The distributive property is a fundamental concept in algebra that makes simplifying expressions easier. It states that for any numbers or variables, the expression \( a(b + c) \) can be expanded to \( ab + ac \). This property allows us to multiply a single term by each term inside a parenthesis individually.

• In our original problem, \( 8(\frac{3}{4} y) \), we use the distributive property to multiply 8 by both \( \frac{3}{4} \) and \( y \).


• This results in the expression: \( 8 \times \frac{3}{4} \times y \).

By applying the distributive property, we ensure that each term is correctly multiplied, paving the way for further simplification.

Multiplying fractions is straightforward when you follow the rules!
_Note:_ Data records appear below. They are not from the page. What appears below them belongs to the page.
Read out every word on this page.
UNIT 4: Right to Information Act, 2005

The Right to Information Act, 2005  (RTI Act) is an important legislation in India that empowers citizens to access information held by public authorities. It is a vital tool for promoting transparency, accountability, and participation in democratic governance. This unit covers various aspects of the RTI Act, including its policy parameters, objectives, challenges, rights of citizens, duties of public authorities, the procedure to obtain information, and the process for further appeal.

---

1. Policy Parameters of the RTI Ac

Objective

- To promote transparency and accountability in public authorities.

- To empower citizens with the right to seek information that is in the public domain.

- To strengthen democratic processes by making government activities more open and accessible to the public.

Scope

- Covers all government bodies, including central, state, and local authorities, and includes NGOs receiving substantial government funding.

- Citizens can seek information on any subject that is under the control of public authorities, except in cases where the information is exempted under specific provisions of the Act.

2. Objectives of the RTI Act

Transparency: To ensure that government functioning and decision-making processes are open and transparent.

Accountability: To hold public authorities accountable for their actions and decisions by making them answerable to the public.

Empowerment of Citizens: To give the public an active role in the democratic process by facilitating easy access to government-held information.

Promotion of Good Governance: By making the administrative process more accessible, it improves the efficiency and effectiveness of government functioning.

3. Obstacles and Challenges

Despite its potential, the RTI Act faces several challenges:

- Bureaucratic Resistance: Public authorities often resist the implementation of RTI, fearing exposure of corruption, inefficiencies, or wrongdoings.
When you encounter the task of multiplying a fraction by a whole number, as in our expression \( 8 \times \frac{3}{4} y \), you treat 8 as \( \frac{8}{1} \):

• Multiply the numerators together: \( 8 \times 3 = 24 \)


• Multiply the denominators together: \( 1 \times 4 = 4 \)

Thus, \( 8 \times \frac{3}{4} \) simplifies to \( \frac{24}{4} \), which is then attached to the variable \( y \) resulting in \( \frac{24}{4} y \).
Remember, the goal is to simplify by performing multiplication at the numerator level, then manage the fractions as needed.

Simplifying expressions is about making them easier to read and solve. From our fraction \( \frac{24}{4} y \), we focus on reducing it by performing the division. This results in the simplest form.

• Divide 24 by 4, which equals 6.


• The variable \( y \) remains, giving us the final simplified expression \( 6y \).

Remember, every time you simplify, you aim to achieve the most reduced form of the expression, thereby making calculations straightforward in future problems. Keep the rules of arithmetic—especially division—a priority in simplifying fractions to streamline your solution.